CPUC Supports Title II Reclassification Without Preemption

If the FCC doesn’t impede state regulation, the California Public Utilities Commission will support FCC open internet rules and reclassifying broadband information access service (BIAS) as a telecommunications service under Title II of the Communications Act, the CPUC decided Thursday. Through a unanimous vote on the consent agenda during the state commission’s livestreamed meeting, commissioners agreed the CPUC should file comments urging the FCC to reclassify broadband as a telecom service and mobile BIAS as a commercial mobile service.

A free and open Internet is critical to areas such as energy, universal service, access to the Internet by persons with disabilities, and public safety,” said the CPUC staff memo that commissioners supported. But California should urge the federal commission “to establish the federal framework as a floor, providing open Internet protections to everyone, but allowing states to adopt their own requirements that are not inconsistent with the FCC rules,” it said. California adopted a net neutrality law in 2018 “as an exercise of its historic police power to protect consumers and public health and safety,” said the CPUC: That state law “is entirely consistent with the FCC’s expressed goals of ensuring Internet openness, safeguarding national security, protecting public safety and supporting other public interest goals. There is no reason to preempt state rules when they are not in conflict with federal policy.”

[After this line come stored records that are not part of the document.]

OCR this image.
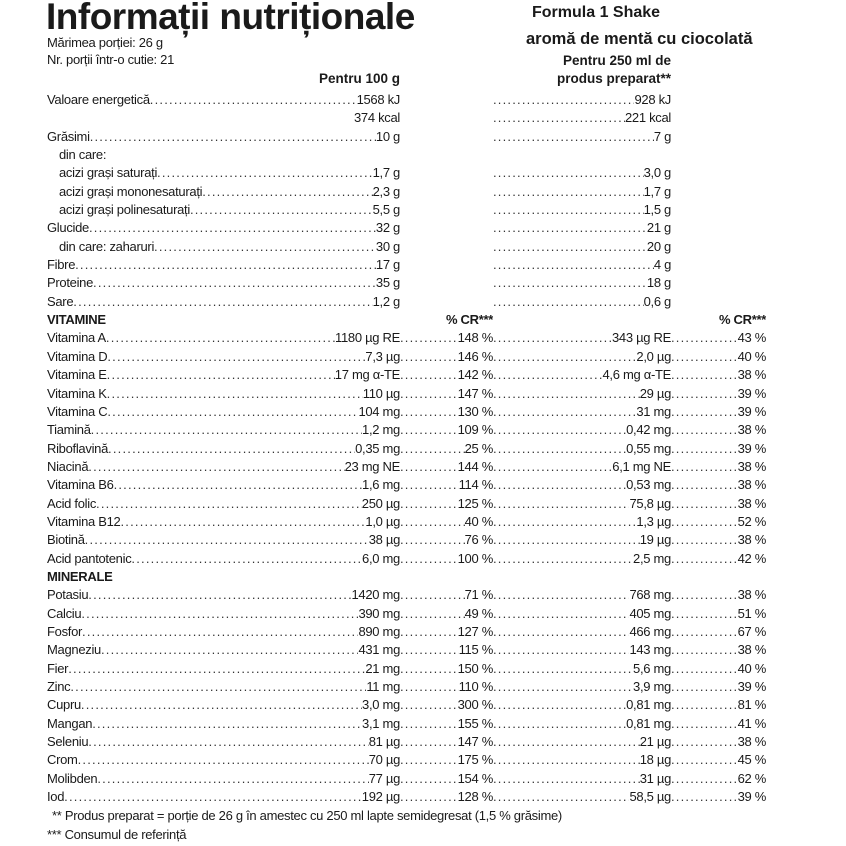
Informații nutriționale	Formula 1 Shake
aromă de mentă cu ciocolată
Mărimea porției: 26 g
Nr. porții într-o cutie: 21
Pentru 100 g
Pentru 250 ml de
produs preparat**
Valoare energetică .....	1568 kJ .....	928 kJ
374 kcal .....	221 kcal
Grăsimi .....	10 g .....	7 g
din care:
acizi grași saturați .....	1,7 g .....	3,0 g
acizi grași mononesaturați .....	2,3 g .....	1,7 g
acizi grași polinesaturați .....	5,5 g .....	1,5 g
Glucide .....	32 g .....	21 g
din care: zaharuri .....	30 g .....	20 g
Fibre .....	17 g .....	4 g
Proteine .....	35 g .....	18 g
Sare .....	1,2 g .....	0,6 g
VITAMINE	% CR***	% CR***
Vitamina A .....	1180 µg RE .....	148 % .....	343 µg RE .....	43 %
Vitamina D .....	7,3 µg .....	146 % .....	2,0 µg .....	40 %
Vitamina E .....	17 mg α-TE .....	142 % .....	4,6 mg α-TE .....	38 %
Vitamina K .....	110 µg .....	147 % .....	29 µg .....	39 %
Vitamina C .....	104 mg .....	130 % .....	31 mg .....	39 %
Tiamină .....	1,2 mg .....	109 % .....	0,42 mg .....	38 %
Riboflavină .....	0,35 mg .....	25 % .....	0,55 mg .....	39 %
Niacină .....	23 mg NE .....	144 % .....	6,1 mg NE .....	38 %
Vitamina B6 .....	1,6 mg .....	114 % .....	0,53 mg .....	38 %
Acid folic .....	250 µg .....	125 % .....	75,8 µg .....	38 %
Vitamina B12 .....	1,0 µg .....	40 % .....	1,3 µg .....	52 %
Biotină .....	38 µg .....	76 % .....	19 µg .....	38 %
Acid pantotenic .....	6,0 mg .....	100 % .....	2,5 mg .....	42 %
MINERALE
Potasiu .....	1420 mg .....	71 % .....	768 mg .....	38 %
Calciu .....	390 mg .....	49 % .....	405 mg .....	51 %
Fosfor .....	890 mg .....	127 % .....	466 mg .....	67 %
Magneziu .....	431 mg .....	115 % .....	143 mg .....	38 %
Fier .....	21 mg .....	150 % .....	5,6 mg .....	40 %
Zinc .....	11 mg .....	110 % .....	3,9 mg .....	39 %
Cupru .....	3,0 mg .....	300 % .....	0,81 mg .....	81 %
Mangan .....	3,1 mg .....	155 % .....	0,81 mg .....	41 %
Seleniu .....	81 µg .....	147 % .....	21 µg .....	38 %
Crom .....	70 µg .....	175 % .....	18 µg .....	45 %
Molibden .....	77 µg .....	154 % .....	31 µg .....	62 %
Iod .....	192 µg .....	128 % .....	58,5 µg .....	39 %
** Produs preparat = porție de 26 g în amestec cu 250 ml lapte semidegresat (1,5 % grăsime)
*** Consumul de referință
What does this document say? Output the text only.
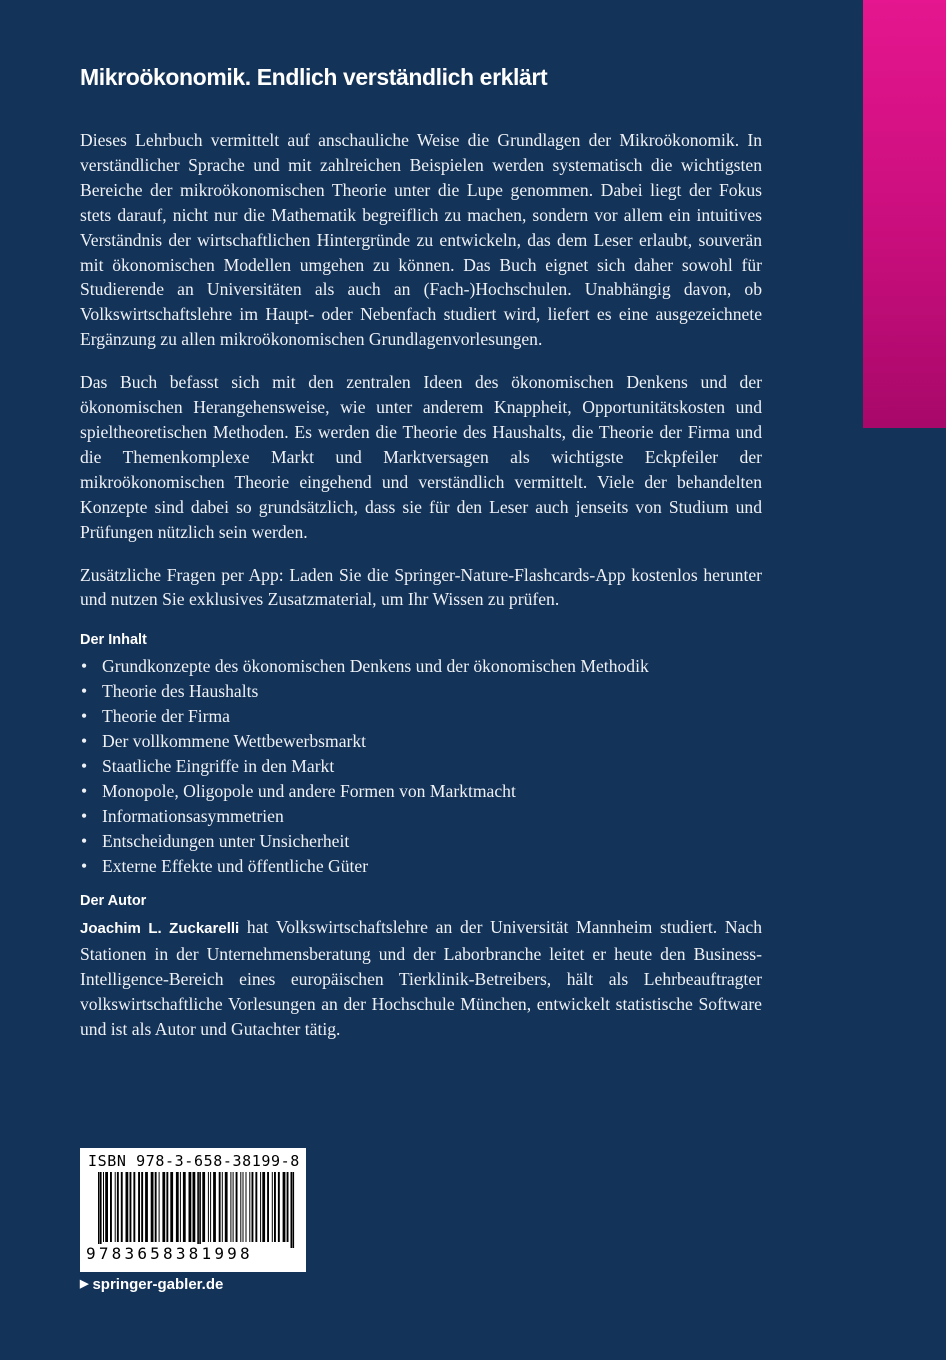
Mikroökonomik. Endlich verständlich erklärt

Dieses Lehrbuch vermittelt auf anschauliche Weise die Grundlagen der Mikroökonomik. In verständlicher Sprache und mit zahlreichen Beispielen werden systematisch die wichtigsten Bereiche der mikroökonomischen Theorie unter die Lupe genommen. Dabei liegt der Fokus stets darauf, nicht nur die Mathematik begreiflich zu machen, sondern vor allem ein intuitives Verständnis der wirtschaftlichen Hintergründe zu entwickeln, das dem Leser erlaubt, souverän mit ökonomischen Modellen umgehen zu können. Das Buch eignet sich daher sowohl für Studierende an Universitäten als auch an (Fach-)Hochschulen. Unabhängig davon, ob Volkswirtschaftslehre im Haupt- oder Nebenfach studiert wird, liefert es eine ausgezeichnete Ergänzung zu allen mikroökonomischen Grundlagenvorlesungen.

Das Buch befasst sich mit den zentralen Ideen des ökonomischen Denkens und der ökonomischen Herangehensweise, wie unter anderem Knappheit, Opportunitätskosten und spieltheoretischen Methoden. Es werden die Theorie des Haushalts, die Theorie der Firma und die Themenkomplexe Markt und Marktversagen als wichtigste Eckpfeiler der mikroökonomischen Theorie eingehend und verständlich vermittelt. Viele der behandelten Konzepte sind dabei so grundsätzlich, dass sie für den Leser auch jenseits von Studium und Prüfungen nützlich sein werden.

Zusätzliche Fragen per App: Laden Sie die Springer-Nature-Flashcards-App kostenlos herunter und nutzen Sie exklusives Zusatzmaterial, um Ihr Wissen zu prüfen.

Der Inhalt
• Grundkonzepte des ökonomischen Denkens und der ökonomischen Methodik
• Theorie des Haushalts
• Theorie der Firma
• Der vollkommene Wettbewerbsmarkt
• Staatliche Eingriffe in den Markt
• Monopole, Oligopole und andere Formen von Marktmacht
• Informationsasymmetrien
• Entscheidungen unter Unsicherheit
• Externe Effekte und öffentliche Güter
Der Autor

Joachim L. Zuckarelli hat Volkswirtschaftslehre an der Universität Mannheim studiert. Nach Stationen in der Unternehmensberatung und der Laborbranche leitet er heute den Business-Intelligence-Bereich eines europäischen Tierklinik-Betreibers, hält als Lehrbeauftragter volkswirtschaftliche Vorlesungen an der Hochschule München, entwickelt statistische Software und ist als Autor und Gutachter tätig.

ISBN 978-3-658-38199-8
9783658381998
▶ springer-gabler.de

The FCC should “avoid unlawful and inefficient application of forbearance authority to provisions that reserve state authority,” such as Section 253 of the Communications Act, the staff memo added. The CPUC will oppose the FCC forbearing from a requirement that BIAS providers contribute to universal service funds, the staff memo said. Doing so would create “inequity in the contribution base and the potential [for] inadequate funding for universal service, both at state and federal levels,” it said. “For example, in response to this concern about shrinking intrastate revenues supporting California’s universal service programs, the CPUC recently moved away from a surcharge based on revenues and adopted a flat-rate surcharge based on access lines. The CPUC should urge the FCC to immediately resolve the contribution issue for BIAS as part of the universal service fund programs.” Also, while the FCC should adopt privacy rules, it shouldn't “inhibit states’ ability to institute their own broadband privacy rules,” it said.

Treating broadband as a telecom service “would restore the FCC’s authority to facilitate broadband deployment and BIAS providers’ infrastructure access via pole attachments,” said the CPUC memo. “A Title II classification for BIAS also supports the states’ ability to enforce safety regulations for pole attachments by standalone BIAS providers.” There are “real-world implications for public safety,” it said. “The ability to enforce safety regulations for pole attachments is paramount in California, which has suffered unprecedented wildfires and windstorms that have wreaked havoc on utility infrastructure.” But under the current Title I classification, a provider might argue that, as an information service, its broadband service is exempt from state investigations and fines.

Title II reclassification and open internet rules promote energy grid safety and reliability, while communications “are an essential component of critical infrastructure and public safety,” the CPUC memo said. “Strong non-discriminatory rules are needed to ensure that providers of emergency services or public safety agencies are not impaired in providing comprehensive, timely information to the public in a crisis.”